Vieille personne quand je suis né.Jeune inconnue quand je mourrai.
La seule et même passante « 
René Char , in  « Feuillets d’Hypnos »
Klimt « Trois âges de la femme » 1905 détail
voyages...Escapades

Briser la glace…

FLORIDITA

Ah la nuit cubaine !
Au delà de la moiteur des nuits, de leur odeur de serre chaude et de fleurs pâmées, des rues encombrées et désertes de La Habana Vieja de ses arcades, de ses bancs, il y a les bars surchauffés lorsqu’ ils ne sont pas climatisés, ou couvrant les épaules d’une chape de fraîcheur, lorsqu’ils le sont.

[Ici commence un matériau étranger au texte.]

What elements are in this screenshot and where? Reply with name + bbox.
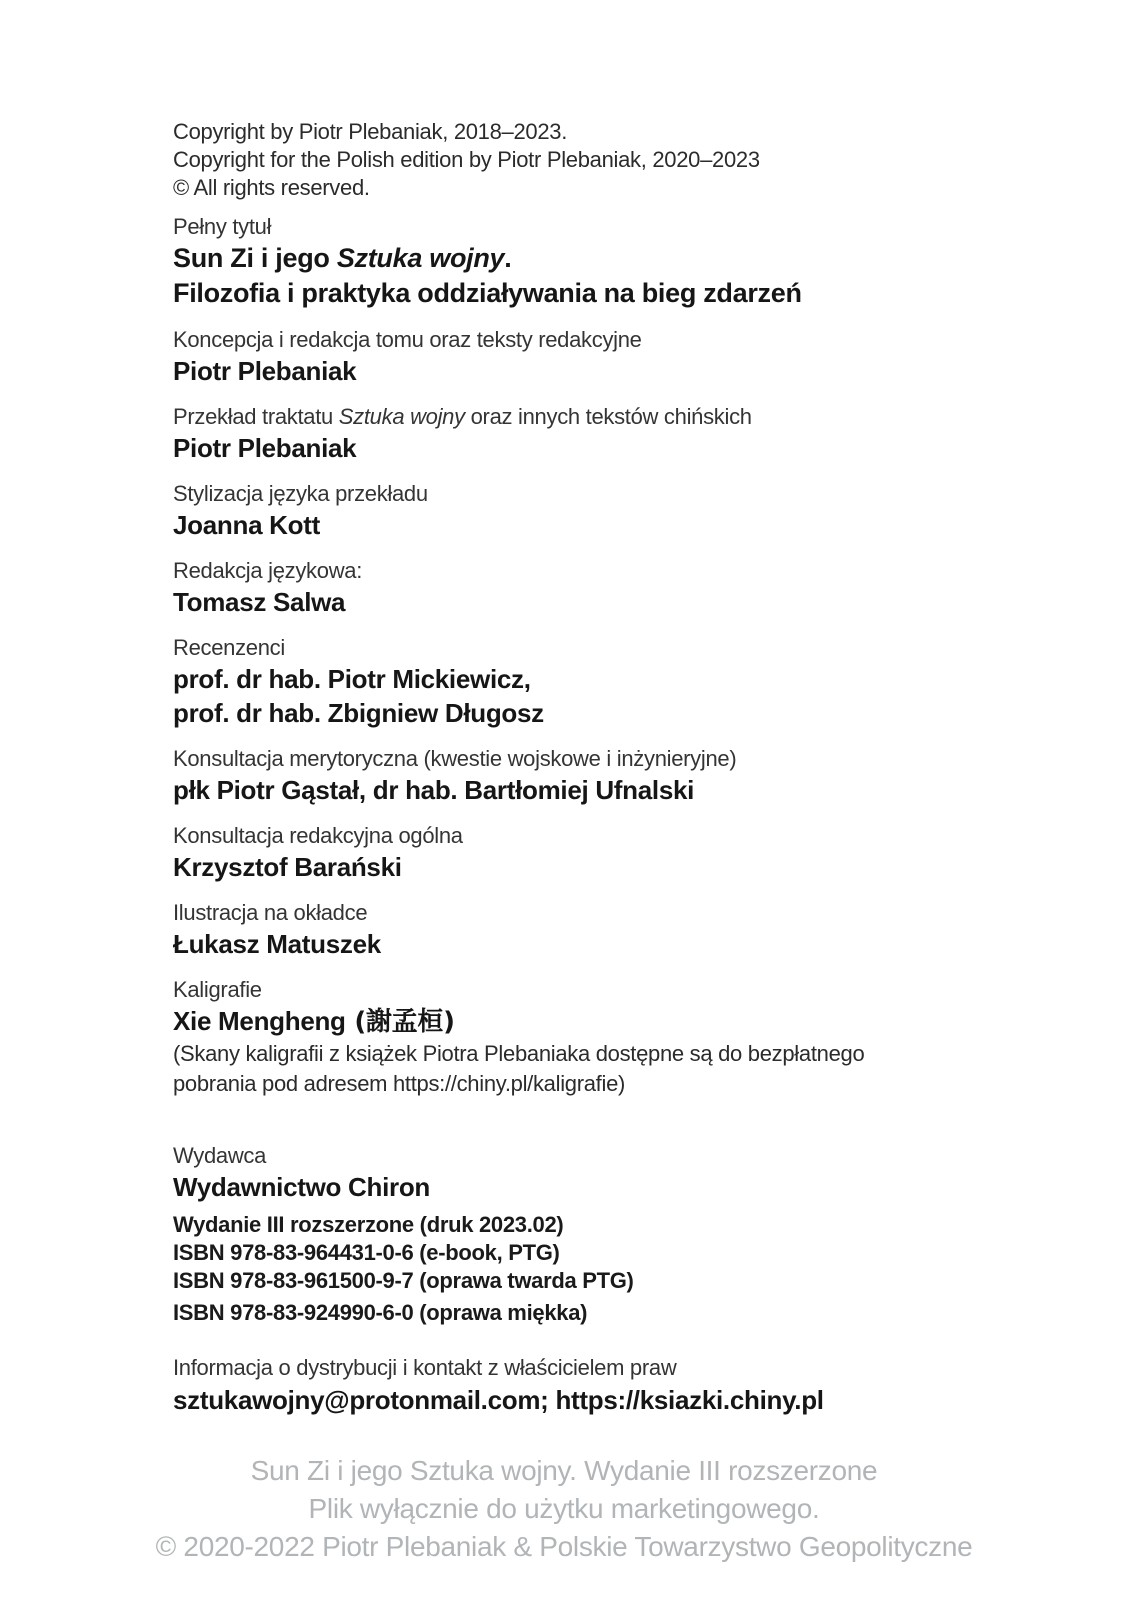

Le Floridita, “la meilleure rade des Caraïbes”.
Imaginez l’ambiance de ce lieu mythique, assis là sur un des tabourets du bar ou dans un fauteuil confortablement installé sirotant un de ces fameux daïquiris glacés dont raffolait Hemingway.

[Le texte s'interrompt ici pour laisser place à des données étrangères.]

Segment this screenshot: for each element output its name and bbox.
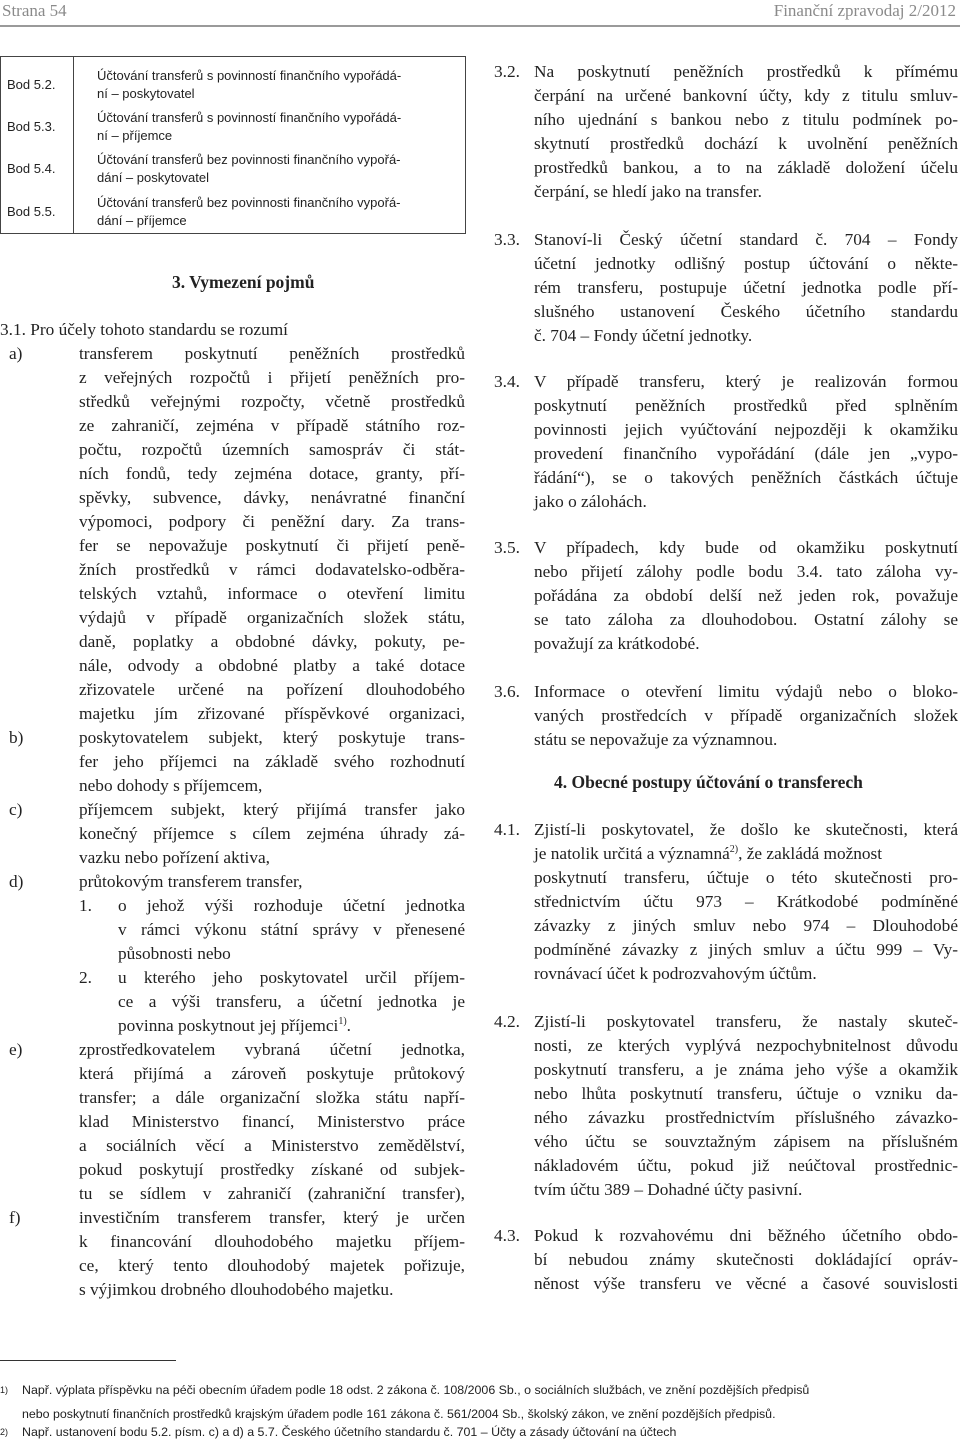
text-line: telských vztahů, informace o otevření limitu [79,584,465,603]
text-line: fer se nepovažuje poskytnutí či přijetí peně- [79,536,465,555]
text-line: vaných prostředcích v případě organizačních složek [534,706,958,725]
footnote-ref-2: 2) [729,844,739,856]
footnote-text: nebo poskytnutí finančních prostředků krajským úřadem podle 161 zákona č. 561/2004 Sb., školský zákon, ve znění pozdějších předpisů. [22,1407,776,1421]
toc-line: dání – příjemce [97,213,187,228]
text-line: považují za krátkodobé. [534,634,700,653]
text-line: vého účtu se souvztažným zápisem na příslušném [534,1132,958,1151]
footnote-text: Např. ustanovení bodu 5.2. písm. c) a d) a 5.7. Českého účetního standardu č. 701 – Účty a zásady účtování na účtech [22,1425,677,1439]
text-line: výdajů v případě organizačních složek státu, [79,608,465,627]
text-line: investičním transferem transfer, který je určen [79,1208,465,1227]
toc-num: Bod 5.4. [7,161,56,176]
footnote-mark: 2) [0,1427,9,1437]
text-line: poskytovatelem subjekt, který poskytuje trans- [79,728,465,747]
toc-num: Bod 5.2. [7,77,56,92]
text-line: nále, odvody a obdobné platby a také dotace [79,656,465,675]
text-line: z veřejných rozpočtů i přijetí peněžních pro- [79,368,465,387]
footnote-ref-1: 1) [338,1016,347,1028]
paragraph-num-3-3: 3.3. [494,230,520,249]
text-line: o jehož výši rozhoduje účetní jednotka [118,896,465,915]
subitem-label-1: 1. [79,896,92,915]
text-line: nebo dohody s příjemcem, [79,776,263,795]
item-label-f: f) [9,1208,21,1227]
text-line: nebo přijetí zálohy podle bodu 3.4. tato záloha vy- [534,562,958,581]
paragraph-num-3-2: 3.2. [494,62,520,81]
text-line: bí nebudou známy skutečnosti dokládající opráv- [534,1250,958,1269]
text-line: Na poskytnutí peněžních prostředků k přímému [534,62,958,81]
text-line: u kterého jeho poskytovatel určil příjem- [118,968,465,987]
text-line: pořádána za období delší než jeden rok, považuje [534,586,958,605]
header-rule [0,25,960,27]
text-line: jako o zálohách. [534,492,647,511]
text-line: řádání“), se o takových peněžních částkách účtuje [534,468,958,487]
paragraph-num-3-4: 3.4. [494,372,520,391]
text-line: č. 704 – Fondy účetní jednotky. [534,326,753,345]
text-line: poskytnutí transferu, a je známa jeho výše a okamžik [534,1060,958,1079]
text-line: střednictvím účtu 973 – Krátkodobé podmíněné [534,892,958,911]
text-line: Informace o otevření limitu výdajů nebo o bloko- [534,682,958,701]
toc-line: ní – poskytovatel [97,86,195,101]
toc-line: Účtování transferů bez povinnosti finančního vypořá- [97,195,401,210]
text-fragment: povinna poskytnout jej příjemci [118,1016,339,1035]
text-line: čerpání na určené bankovní účty, kdy z titulu smluv- [534,86,958,105]
footnote-mark: 1) [0,1385,9,1395]
toc-line: ní – příjemce [97,128,173,143]
text-line: provedení finančního vypořádání (dále jen „vypo- [534,444,958,463]
text-line: transfer; a dále organizační složka státu napří- [79,1088,465,1107]
text-line: daně, poplatky a obdobné dávky, pokuty, pe- [79,632,465,651]
subitem-label-2: 2. [79,968,92,987]
toc-num: Bod 5.3. [7,119,56,134]
item-label-b: b) [9,728,24,747]
text-line: ních fondů, tedy zejména dotace, granty, pří- [79,464,465,483]
text-line: fer jeho příjemci na základě svého rozhodnutí [79,752,465,771]
text-line: která přijímá a zároveň poskytuje průtokový [79,1064,465,1083]
text-line: rovnávací účet k podrozvahovým účtům. [534,964,817,983]
journal-title: Finanční zpravodaj 2/2012 [773,1,956,20]
footnote-text: Např. výplata příspěvku na péči obecním úřadem podle 18 odst. 2 zákona č. 108/2006 Sb., o sociálních službách, ve znění pozdějších předpisů [22,1383,810,1397]
text-line: povinnosti jejich vyúčtování nejpozději k okamžiku [534,420,958,439]
text-line: k financování dlouhodobého majetku příjem- [79,1232,465,1251]
text-line: zřizovatele určené na pořízení dlouhodobého [79,680,465,699]
text-line: nosti, ze kterých vyplývá nezpochybnitelnost důvodu [534,1036,958,1055]
text-line: poskytnutí peněžních prostředků před splněním [534,396,958,415]
text-line: majetku jím zřizované příspěvkové organizaci, [79,704,465,723]
toc-box [0,56,466,234]
text-line: nákladovém účtu, pokud již neúčtoval prostřednic- [534,1156,958,1175]
text-line: ce a výši transferu, a účetní jednotka je [118,992,465,1011]
text-line: V případě transferu, který je realizován formou [534,372,958,391]
paragraph-num-4-3: 4.3. [494,1226,520,1245]
text-line: s výjimkou drobného dlouhodobého majetku. [79,1280,394,1299]
text-line: Zjistí-li poskytovatel, že došlo ke skutečnosti, která [534,820,958,839]
paragraph-num-3-5: 3.5. [494,538,520,557]
text-line: žních prostředků v rámci dodavatelsko-odběra- [79,560,465,579]
text-line: poskytnutí transferu, účtuje o této skutečnosti pro- [534,868,958,887]
paragraph-3-1-intro: 3.1. Pro účely tohoto standardu se rozumí [0,320,288,339]
item-label-d: d) [9,872,24,891]
toc-line: Účtování transferů s povinností finančního vypořádá- [97,110,402,125]
toc-divider [73,57,74,233]
text-line [118,1014,351,1038]
toc-line: Účtování transferů s povinností finančního vypořádá- [97,68,402,83]
text-line: Pokud k rozvahovému dni běžného účetního obdo- [534,1226,958,1245]
text-line: Zjistí-li poskytovatel transferu, že nastaly skuteč- [534,1012,958,1031]
text-fragment: , že zakládá možnost [738,844,883,863]
toc-line: Účtování transferů bez povinnosti finančního vypořá- [97,152,401,167]
text-line: transferem poskytnutí peněžních prostředků [79,344,465,363]
text-line: závazky z jiných smluv nebo 974 – Dlouhodobé [534,916,958,935]
text-line: čerpání, se hledí jako na transfer. [534,182,762,201]
text-line: působnosti nebo [118,944,231,963]
text-line: nebo lhůta poskytnutí transferu, účtuje o vzniku da- [534,1084,958,1103]
text-line: ce, který tento dlouhodobý majetek pořizuje, [79,1256,465,1275]
text-line: Stanoví-li Český účetní standard č. 704 – Fondy [534,230,958,249]
text-line: se tato záloha za dlouhodobou. Ostatní zálohy se [534,610,958,629]
section-3-title: 3. Vymezení pojmů [172,272,315,292]
text-line: pokud poskytují prostředky získané od subjek- [79,1160,465,1179]
toc-line: dání – poskytovatel [97,170,210,185]
paragraph-num-3-6: 3.6. [494,682,520,701]
text-line: ného závazku prostřednictvím příslušného závazko- [534,1108,958,1127]
text-line: tu se sídlem v zahraničí (zahraniční transfer), [79,1184,465,1203]
item-label-c: c) [9,800,23,819]
text-line: zprostředkovatelem vybraná účetní jednotka, [79,1040,465,1059]
page-header [0,0,960,26]
text-line: prostředků bankou, a to na základě doložení účelu [534,158,958,177]
item-label-e: e) [9,1040,23,1059]
text-line: výpomoci, podpory či peněžní dary. Za trans- [79,512,465,531]
text-line: ního ujednání s bankou nebo z titulu podmínek po- [534,110,958,129]
text-line: účetní jednotky odlišný postup účtování o někte- [534,254,958,273]
paragraph-num-4-1: 4.1. [494,820,520,839]
text-line: ze zahraničí, zejména v případě státního roz- [79,416,465,435]
text-fragment: . [346,1016,351,1035]
text-line: slušného ustanovení Českého účetního standardu [534,302,958,321]
text-line: skytnutí prostředků dochází k uvolnění peněžních [534,134,958,153]
text-line: konečný příjemce s cílem zejména úhrady zá- [79,824,465,843]
text-line: rém transferu, postupuje účetní jednotka podle pří- [534,278,958,297]
text-line: spěvky, subvence, dávky, nenávratné finanční [79,488,465,507]
section-4-title: 4. Obecné postupy účtování o transferech [554,772,863,792]
text-line: něnost výše transferu ve věcné a časové souvislosti [534,1274,958,1293]
item-label-a: a) [9,344,23,363]
text-line [534,842,958,866]
text-line: příjemcem subjekt, který přijímá transfer jako [79,800,465,819]
paragraph-num-4-2: 4.2. [494,1012,520,1031]
text-line: průtokovým transferem transfer, [79,872,303,891]
text-line: středků veřejnými rozpočty, včetně prostředků [79,392,465,411]
toc-num: Bod 5.5. [7,204,56,219]
text-fragment: je natolik určitá a významná [534,844,730,863]
text-line: počtu, rozpočtů územních samospráv či stát- [79,440,465,459]
text-line: tvím účtu 389 – Dohadné účty pasivní. [534,1180,803,1199]
text-line: podmíněné závazky z jiných smluv a účtu 999 – Vy- [534,940,958,959]
page-number: Strana 54 [2,1,67,20]
text-line: v rámci výkonu státní správy v přenesené [118,920,465,939]
text-line: klad Ministerstvo financí, Ministerstvo práce [79,1112,465,1131]
text-line: a sociálních věcí a Ministerstvo zemědělství, [79,1136,465,1155]
text-line: V případech, kdy bude od okamžiku poskytnutí [534,538,958,557]
text-line: státu se nepovažuje za významnou. [534,730,778,749]
footnote-separator [0,1360,176,1361]
text-line: vazku nebo pořízení aktiva, [79,848,270,867]
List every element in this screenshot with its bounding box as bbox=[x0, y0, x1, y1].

Il fait chaud, le regard des hommes s’attarde sur les épaules dénudées des femmes, des parfums lourds et capiteux, des saveurs jasminées de Mariposa s’évaporent dans le brouhaha des voix, les volutes de fumée des cigares de chez Partagas, contribuent à cette ambiance irréelle d’un autre siècle, celui ou Gary Cooper, Errol Flynn accompagnaient Hewimgway, les photos en témoignent.
Je ne connais pas de meilleure manière de ” Briser la glace ” avec la grande îLe.